Schon als Kind führten Thomas Lorenz sonntägliche Spaziergänge mit den Eltern am Bauernhof nahe Graz vorbei. Als der international tätige Statiker vor ein paar Jahren auf ein Inserat stieß, in dem besagter Hof zum Kauf angeboten wurde, wusste er: „Das ist es. So ein Ensemble findet man nicht so leicht wieder.“ Seit einigen Monaten leben Lorenz, seine Partnerin und zeitweise seine Tochter im Haus, dessen älteste erhaltene Teile aus dem frühen 17. Jahrhundert stammen.

Dem Einzug vorangegangen ist eine radikale wie rücksichtsvolle Erneuerungskur des Gebäudekomplexes, der die Bezeichnung „Hof“ wirklich verdient. Zwei Wirtschaftsgebäude flankieren das Wohnhaus rechts und links, ein großer Nussbaum im Zentrum ist „unsere Linde“.

Eineinhalb Jahre wurde permanent gearbeitet, die Substanz mit enormer (und finanziell entsprechend aufwendiger) Liebe zum Detail (an vielen Stellen im Wortsinn) freigelegt, wo notwendig, erneuert. Im Lauf der Vorbereitungen dieser Arbeiten entstand auch die Idee einer Erweiterung durch einen Neubau.

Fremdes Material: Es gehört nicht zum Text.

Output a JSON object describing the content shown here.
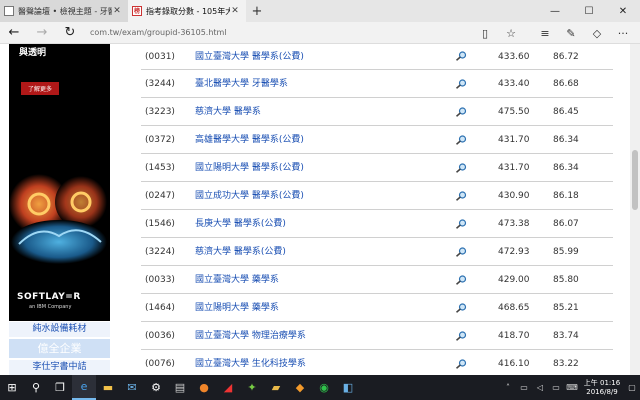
{
  "browser": {
    "tabs": [
      {
        "title": "醫聲論壇 • 檢視主題 - 牙醫全",
        "active": false
      },
      {
        "title": "指考錄取分數 - 105年大",
        "active": true
      }
    ],
    "new_tab_label": "+",
    "url": "com.tw/exam/groupid-36105.html"
  },
  "ad": {
    "headline": "與透明",
    "more_label": "了解更多",
    "logo": "SOFTLAY=R",
    "logo_sub": "an IBM Company",
    "links": [
      "純水設備耗材",
      "億全企業",
      "李仕宇書中詰"
    ]
  },
  "table": {
    "rows": [
      {
        "code": "(0031)",
        "name": "國立臺灣大學 醫學系(公費)",
        "avg": "433.60",
        "score": "86.72"
      },
      {
        "code": "(3244)",
        "name": "臺北醫學大學 牙醫學系",
        "avg": "433.40",
        "score": "86.68"
      },
      {
        "code": "(3223)",
        "name": "慈濟大學 醫學系",
        "avg": "475.50",
        "score": "86.45"
      },
      {
        "code": "(0372)",
        "name": "高雄醫學大學 醫學系(公費)",
        "avg": "431.70",
        "score": "86.34"
      },
      {
        "code": "(1453)",
        "name": "國立陽明大學 醫學系(公費)",
        "avg": "431.70",
        "score": "86.34"
      },
      {
        "code": "(0247)",
        "name": "國立成功大學 醫學系(公費)",
        "avg": "430.90",
        "score": "86.18"
      },
      {
        "code": "(1546)",
        "name": "長庚大學 醫學系(公費)",
        "avg": "473.38",
        "score": "86.07"
      },
      {
        "code": "(3224)",
        "name": "慈濟大學 醫學系(公費)",
        "avg": "472.93",
        "score": "85.99"
      },
      {
        "code": "(0033)",
        "name": "國立臺灣大學 藥學系",
        "avg": "429.00",
        "score": "85.80"
      },
      {
        "code": "(1464)",
        "name": "國立陽明大學 藥學系",
        "avg": "468.65",
        "score": "85.21"
      },
      {
        "code": "(0036)",
        "name": "國立臺灣大學 物理治療學系",
        "avg": "418.70",
        "score": "83.74"
      },
      {
        "code": "(0076)",
        "name": "國立臺灣大學 生化科技學系",
        "avg": "416.10",
        "score": "83.22"
      }
    ]
  },
  "taskbar": {
    "time": "上午 01:16",
    "date": "2016/8/9"
  }
}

Hier sei, so Lorenz, „sofort klar gewesen, dass sich das Neue vom Alten deutlich abheben soll, ohne die Harmonie des Ganzen zu stören“. Architekt Erich Prödl, der schon in die Sanierung des Altbestands eingebunden war, entwickelte für ein bereits vorhandenes Fundament einen luftigen Holzzubau. In ihm sind Kinder- und Gästezimmer untergebracht, im Obergeschoß Sauna und Terrasse.

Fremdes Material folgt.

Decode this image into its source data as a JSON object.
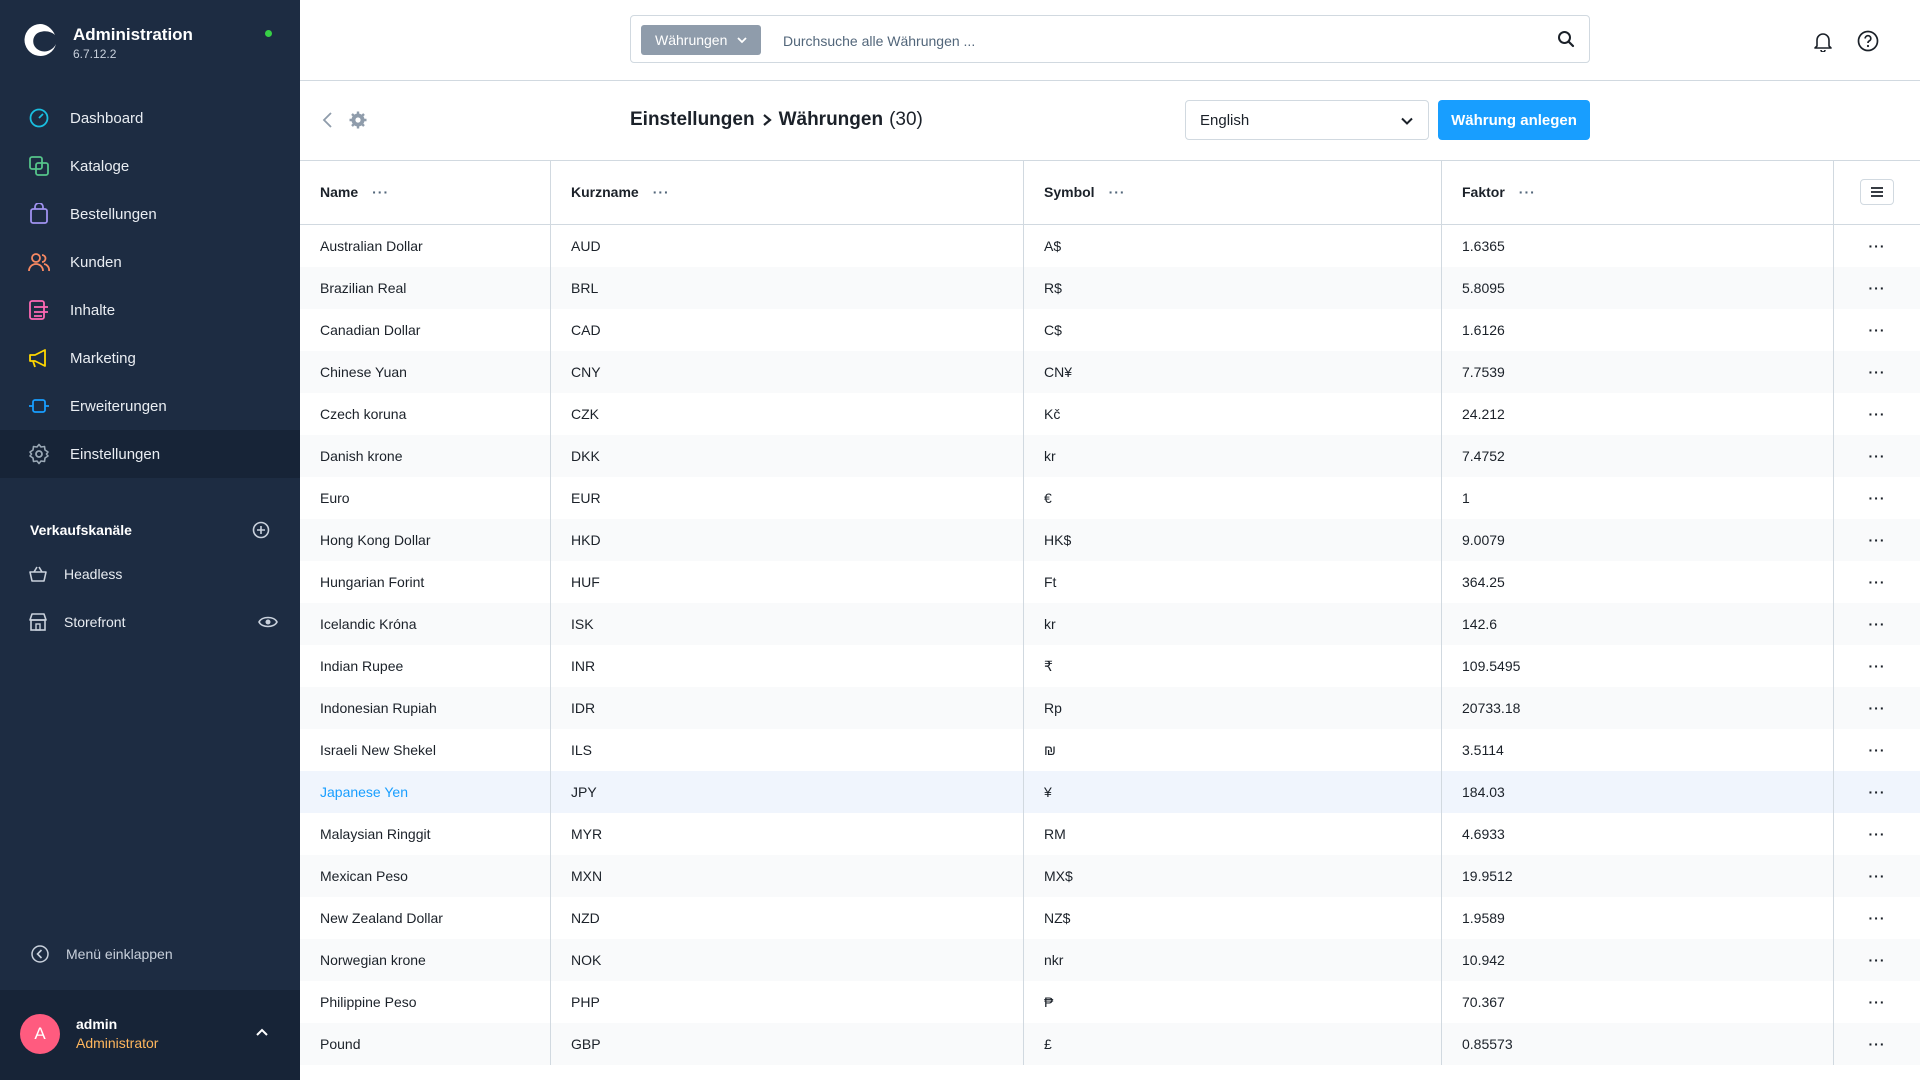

Mit gleicher Sorgfalt wurde ein weiteres Gebäude hinter dem Haus saniert, ein ehemaliger Schweinestall, ebenfalls vor allem aus Stein erbaut. Hausherr Lorenz: „Wir wohnen eben in einer steinreichen Gegend.“ Hier hat nun die Herrin des Hauses, die Malerin Kathrin Siegl, ihr Atelier. Auf der Staffelei: Bilder von Birken, die den Hof zur Zufahrtsstraße hin begrenzen. Das Dachgeschoß bietet Raum für ein Badezimmer, Bilder und gegebenenfalls Gäste. „Eine Äskulapnatter musste leider ausziehen.“

Für die Arbeiten am historischen Gebäude holte man sich die Experten der oststeirischen Firma „Steirerhaus“. Und schwärmt über deren Arbeit: „Die haben Fachleute für wirklich alles in diesem Bereich.“ Wobei Lorenz und Siegl selbst wesentliche kreative Impulse beisteuerten. Rund zweihundert Quadratmeter prächtigster Stainzer Platten entdeckte der Bauherr selbst, naturgemäß in der Weststeiermark. Auch ein größerer Posten historischer Eustacchio-Ziegel (erkennbar am geprägten E) wurde verlegt

Den angesprochenen Reichtum an Steinen demonstriert exemplarisch die Stirnwand des lang gezogenen Wirtschaftsgebäudes, in dem nun unter anderem die Pelletsanlage untergebracht ist. Fast zehn Meter hoch ist hier Stein auf Stein zu einem faszinierend lebendigen Muster gelegt. Lücken, für deren Schließung Vorbewohner Ziegel verwendeten, wurden wieder original „versteinert“.

Nicht zuletzt kommen regionale Traditionen bei der Einzäunung des Grundstücks zum Tragen. Das Österreichische Freilichtmuseum Stübing vermittelte die Handwerker für einen klassischen Bundzaun, dessen Hölzer ausschließlich aus mit Feuer gehärteten Rindenstreifen „gebunden“ sind.